Le montant des transactions a déjà tendance à diminuer : il n’est pas rare de voir des transactions validées sur la base de moins de 0,80 €/litre de lait pour une structure spécialisée de l’Ouest (plus d’1 €/litre il y a quelques années, pour des exploitations similaires). Dans ce contexte, il est préconisé de réfléchir à sa transmission cinq ans avant la date de départ visée. Ce délai permet de s’intéresser aux modalités fiscales et sociales, d’optimiser l’outil de travail à transmettre et d’installer le repreneur.
On a coutume de dire que l’image donnée de la ferme lors de la première visite est la plus importante.

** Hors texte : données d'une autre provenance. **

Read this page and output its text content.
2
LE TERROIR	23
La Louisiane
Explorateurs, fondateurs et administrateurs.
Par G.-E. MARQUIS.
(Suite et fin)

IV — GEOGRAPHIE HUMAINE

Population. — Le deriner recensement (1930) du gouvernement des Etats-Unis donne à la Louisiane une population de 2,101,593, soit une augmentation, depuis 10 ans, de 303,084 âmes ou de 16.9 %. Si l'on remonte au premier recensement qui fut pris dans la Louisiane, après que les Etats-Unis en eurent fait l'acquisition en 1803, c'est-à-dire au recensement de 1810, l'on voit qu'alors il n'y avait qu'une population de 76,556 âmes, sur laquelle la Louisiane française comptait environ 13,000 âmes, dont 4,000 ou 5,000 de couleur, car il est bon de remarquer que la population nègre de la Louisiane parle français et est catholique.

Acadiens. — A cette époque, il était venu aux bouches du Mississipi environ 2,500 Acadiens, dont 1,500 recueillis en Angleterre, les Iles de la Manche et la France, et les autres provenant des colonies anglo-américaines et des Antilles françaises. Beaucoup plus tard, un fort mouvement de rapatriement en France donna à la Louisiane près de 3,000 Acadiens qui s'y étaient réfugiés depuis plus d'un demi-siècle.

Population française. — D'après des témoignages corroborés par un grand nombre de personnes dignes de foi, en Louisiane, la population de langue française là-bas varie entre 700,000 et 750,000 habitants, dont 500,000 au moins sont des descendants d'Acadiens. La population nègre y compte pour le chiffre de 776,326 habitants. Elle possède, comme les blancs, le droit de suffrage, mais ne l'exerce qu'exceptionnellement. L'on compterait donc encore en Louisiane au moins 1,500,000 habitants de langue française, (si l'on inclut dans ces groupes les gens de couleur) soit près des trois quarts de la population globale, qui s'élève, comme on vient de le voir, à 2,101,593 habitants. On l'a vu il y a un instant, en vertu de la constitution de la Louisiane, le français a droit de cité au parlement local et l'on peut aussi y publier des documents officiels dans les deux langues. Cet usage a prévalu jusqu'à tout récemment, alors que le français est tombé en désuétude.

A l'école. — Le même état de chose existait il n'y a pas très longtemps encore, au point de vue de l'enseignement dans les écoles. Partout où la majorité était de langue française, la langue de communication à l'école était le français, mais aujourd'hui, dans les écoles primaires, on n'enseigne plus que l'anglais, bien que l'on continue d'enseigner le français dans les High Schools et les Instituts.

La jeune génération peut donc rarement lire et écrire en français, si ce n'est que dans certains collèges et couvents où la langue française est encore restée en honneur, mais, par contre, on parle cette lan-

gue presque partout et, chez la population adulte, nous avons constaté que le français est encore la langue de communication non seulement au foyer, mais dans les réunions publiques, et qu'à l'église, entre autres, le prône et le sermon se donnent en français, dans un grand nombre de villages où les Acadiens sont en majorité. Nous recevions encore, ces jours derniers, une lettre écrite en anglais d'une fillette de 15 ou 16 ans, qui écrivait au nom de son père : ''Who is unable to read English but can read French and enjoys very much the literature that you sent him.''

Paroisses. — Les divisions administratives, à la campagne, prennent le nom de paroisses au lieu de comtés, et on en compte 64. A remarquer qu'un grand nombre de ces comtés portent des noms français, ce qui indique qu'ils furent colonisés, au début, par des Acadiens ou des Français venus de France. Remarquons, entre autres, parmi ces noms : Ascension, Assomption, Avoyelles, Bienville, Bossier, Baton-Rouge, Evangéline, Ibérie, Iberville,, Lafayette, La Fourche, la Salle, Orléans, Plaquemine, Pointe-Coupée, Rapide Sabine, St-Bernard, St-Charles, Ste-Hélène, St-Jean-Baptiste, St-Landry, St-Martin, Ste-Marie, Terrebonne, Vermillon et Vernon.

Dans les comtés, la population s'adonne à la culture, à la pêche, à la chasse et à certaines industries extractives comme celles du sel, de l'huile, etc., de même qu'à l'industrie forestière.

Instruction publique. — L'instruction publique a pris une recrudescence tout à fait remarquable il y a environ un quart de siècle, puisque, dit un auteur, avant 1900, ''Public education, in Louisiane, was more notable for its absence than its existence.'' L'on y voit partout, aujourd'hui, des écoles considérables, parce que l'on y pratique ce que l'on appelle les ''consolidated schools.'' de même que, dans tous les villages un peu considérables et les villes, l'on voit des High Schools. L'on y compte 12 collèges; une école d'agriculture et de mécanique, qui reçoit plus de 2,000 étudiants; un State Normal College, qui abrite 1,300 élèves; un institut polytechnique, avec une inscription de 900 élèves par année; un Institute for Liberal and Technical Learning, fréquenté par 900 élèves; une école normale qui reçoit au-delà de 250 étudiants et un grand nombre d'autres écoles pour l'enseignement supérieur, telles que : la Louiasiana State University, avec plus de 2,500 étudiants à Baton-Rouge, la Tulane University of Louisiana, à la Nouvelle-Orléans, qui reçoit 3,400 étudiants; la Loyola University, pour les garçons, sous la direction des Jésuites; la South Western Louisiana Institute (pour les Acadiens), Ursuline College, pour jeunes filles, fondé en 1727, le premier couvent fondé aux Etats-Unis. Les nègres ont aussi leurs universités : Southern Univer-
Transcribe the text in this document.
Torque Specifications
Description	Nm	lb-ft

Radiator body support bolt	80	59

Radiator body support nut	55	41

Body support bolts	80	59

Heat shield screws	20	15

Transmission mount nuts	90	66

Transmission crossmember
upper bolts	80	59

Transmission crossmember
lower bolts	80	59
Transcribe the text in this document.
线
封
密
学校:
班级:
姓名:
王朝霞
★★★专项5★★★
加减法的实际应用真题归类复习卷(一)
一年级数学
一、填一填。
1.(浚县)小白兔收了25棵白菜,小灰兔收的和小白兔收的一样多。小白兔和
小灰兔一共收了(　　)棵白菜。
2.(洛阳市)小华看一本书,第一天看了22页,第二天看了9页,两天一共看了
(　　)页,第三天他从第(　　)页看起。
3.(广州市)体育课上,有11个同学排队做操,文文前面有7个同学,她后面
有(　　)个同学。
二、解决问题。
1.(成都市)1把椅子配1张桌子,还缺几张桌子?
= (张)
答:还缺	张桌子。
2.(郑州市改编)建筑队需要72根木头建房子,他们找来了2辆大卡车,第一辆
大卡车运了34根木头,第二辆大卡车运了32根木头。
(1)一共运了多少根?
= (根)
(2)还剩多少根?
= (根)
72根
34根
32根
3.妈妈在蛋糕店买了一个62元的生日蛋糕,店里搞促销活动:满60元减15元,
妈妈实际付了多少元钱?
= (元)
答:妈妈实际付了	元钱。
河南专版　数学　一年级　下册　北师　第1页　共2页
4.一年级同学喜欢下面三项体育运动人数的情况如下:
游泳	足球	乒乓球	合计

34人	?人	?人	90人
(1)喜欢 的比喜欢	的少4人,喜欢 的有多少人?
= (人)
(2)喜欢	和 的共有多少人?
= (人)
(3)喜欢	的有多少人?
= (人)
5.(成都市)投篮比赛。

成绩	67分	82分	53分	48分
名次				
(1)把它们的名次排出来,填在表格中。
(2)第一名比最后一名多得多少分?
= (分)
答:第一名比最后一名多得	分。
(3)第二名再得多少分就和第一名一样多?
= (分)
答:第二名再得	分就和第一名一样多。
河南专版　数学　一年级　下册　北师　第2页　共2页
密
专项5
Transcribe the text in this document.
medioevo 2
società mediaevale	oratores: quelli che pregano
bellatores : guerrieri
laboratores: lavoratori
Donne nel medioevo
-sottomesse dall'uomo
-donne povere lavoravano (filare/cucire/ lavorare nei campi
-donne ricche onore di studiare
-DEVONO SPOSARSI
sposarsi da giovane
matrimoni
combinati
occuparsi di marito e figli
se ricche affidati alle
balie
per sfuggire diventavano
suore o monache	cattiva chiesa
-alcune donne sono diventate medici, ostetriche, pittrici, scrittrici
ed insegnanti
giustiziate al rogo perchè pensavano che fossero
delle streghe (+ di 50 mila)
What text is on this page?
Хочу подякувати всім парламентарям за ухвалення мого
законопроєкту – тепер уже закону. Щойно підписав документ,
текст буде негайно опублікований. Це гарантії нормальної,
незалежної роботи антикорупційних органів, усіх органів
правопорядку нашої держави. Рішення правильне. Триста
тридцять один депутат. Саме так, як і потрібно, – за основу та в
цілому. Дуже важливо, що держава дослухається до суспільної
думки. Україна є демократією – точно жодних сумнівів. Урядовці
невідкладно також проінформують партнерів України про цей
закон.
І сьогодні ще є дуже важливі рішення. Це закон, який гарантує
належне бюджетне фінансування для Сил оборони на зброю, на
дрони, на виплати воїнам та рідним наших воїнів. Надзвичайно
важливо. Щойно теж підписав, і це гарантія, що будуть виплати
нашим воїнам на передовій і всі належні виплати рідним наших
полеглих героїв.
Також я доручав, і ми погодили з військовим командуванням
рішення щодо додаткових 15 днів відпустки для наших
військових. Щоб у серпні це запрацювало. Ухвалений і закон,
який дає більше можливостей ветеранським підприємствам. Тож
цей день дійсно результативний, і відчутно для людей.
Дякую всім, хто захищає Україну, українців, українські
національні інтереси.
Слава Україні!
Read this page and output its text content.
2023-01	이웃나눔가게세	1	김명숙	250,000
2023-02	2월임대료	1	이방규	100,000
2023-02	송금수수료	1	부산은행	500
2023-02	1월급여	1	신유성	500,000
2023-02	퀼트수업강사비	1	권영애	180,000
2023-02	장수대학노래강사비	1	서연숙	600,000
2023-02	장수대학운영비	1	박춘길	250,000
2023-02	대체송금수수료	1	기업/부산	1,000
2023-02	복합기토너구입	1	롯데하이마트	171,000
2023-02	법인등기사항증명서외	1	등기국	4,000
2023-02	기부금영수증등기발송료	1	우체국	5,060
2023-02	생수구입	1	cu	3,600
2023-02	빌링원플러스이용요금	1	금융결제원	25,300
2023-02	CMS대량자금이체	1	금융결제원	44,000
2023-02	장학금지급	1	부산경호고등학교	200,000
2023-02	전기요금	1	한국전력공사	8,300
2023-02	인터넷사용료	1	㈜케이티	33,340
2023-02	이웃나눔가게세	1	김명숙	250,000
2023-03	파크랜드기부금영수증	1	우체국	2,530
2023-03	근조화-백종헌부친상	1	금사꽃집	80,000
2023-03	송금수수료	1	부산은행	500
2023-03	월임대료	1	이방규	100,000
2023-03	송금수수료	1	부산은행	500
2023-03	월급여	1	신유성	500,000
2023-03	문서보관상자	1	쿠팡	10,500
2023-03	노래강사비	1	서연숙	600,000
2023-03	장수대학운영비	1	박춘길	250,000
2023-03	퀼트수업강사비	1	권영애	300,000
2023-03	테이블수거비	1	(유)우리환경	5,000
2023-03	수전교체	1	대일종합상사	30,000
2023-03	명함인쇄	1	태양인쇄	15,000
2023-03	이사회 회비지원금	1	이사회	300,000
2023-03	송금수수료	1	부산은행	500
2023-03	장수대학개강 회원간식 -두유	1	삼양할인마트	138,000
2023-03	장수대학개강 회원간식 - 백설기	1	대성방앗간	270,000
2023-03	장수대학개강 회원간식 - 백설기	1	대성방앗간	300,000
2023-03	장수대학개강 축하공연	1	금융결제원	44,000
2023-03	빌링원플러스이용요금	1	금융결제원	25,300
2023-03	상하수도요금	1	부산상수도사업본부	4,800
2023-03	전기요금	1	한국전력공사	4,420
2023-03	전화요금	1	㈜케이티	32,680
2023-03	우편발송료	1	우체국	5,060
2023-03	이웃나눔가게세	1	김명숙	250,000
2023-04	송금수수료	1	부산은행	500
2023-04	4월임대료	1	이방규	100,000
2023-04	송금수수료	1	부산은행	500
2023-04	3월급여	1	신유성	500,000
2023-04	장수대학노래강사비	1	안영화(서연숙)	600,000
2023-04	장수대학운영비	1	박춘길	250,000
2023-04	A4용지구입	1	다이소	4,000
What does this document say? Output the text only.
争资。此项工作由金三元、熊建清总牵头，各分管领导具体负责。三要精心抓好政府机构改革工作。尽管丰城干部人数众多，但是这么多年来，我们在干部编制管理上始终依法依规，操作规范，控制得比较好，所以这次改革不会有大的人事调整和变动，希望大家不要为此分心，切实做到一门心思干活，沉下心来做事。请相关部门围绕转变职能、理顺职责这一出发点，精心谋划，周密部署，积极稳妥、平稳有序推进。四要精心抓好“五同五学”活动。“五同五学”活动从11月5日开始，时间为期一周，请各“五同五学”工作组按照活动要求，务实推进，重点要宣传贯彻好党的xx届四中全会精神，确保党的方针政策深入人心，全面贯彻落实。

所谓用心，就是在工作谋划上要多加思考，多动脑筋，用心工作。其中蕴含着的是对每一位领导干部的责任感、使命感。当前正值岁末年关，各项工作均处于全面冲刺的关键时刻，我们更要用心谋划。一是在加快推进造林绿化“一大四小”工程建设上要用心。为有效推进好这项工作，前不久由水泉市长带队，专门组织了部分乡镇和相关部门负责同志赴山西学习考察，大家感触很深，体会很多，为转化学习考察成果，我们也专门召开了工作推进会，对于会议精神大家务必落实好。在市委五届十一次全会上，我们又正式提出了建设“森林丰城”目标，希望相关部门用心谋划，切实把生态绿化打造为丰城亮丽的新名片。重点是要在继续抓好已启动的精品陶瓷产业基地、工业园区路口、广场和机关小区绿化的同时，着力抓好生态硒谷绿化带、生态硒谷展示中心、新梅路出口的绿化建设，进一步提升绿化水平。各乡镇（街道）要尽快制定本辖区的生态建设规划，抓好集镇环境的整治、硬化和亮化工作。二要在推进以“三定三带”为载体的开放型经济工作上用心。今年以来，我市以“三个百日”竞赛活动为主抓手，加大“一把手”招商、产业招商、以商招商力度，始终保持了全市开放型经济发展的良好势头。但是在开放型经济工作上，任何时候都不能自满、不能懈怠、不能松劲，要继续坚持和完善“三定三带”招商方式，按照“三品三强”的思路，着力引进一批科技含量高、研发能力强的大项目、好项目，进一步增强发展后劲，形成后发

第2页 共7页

Il est donc indispensable de la rendre attractive et propre. Attention, les investissements doivent cependant être raisonnés afin de ne pas engager de nouvelles annuités bancaires à moins de cinq ans de la cessation d’activité. Enfin, les structures accompagnatrices de transmission soulignent l’importance d’avoir des éléments chiffrés de la performance technique et économique pour pouvoir projeter les installations et rassurer les repreneurs.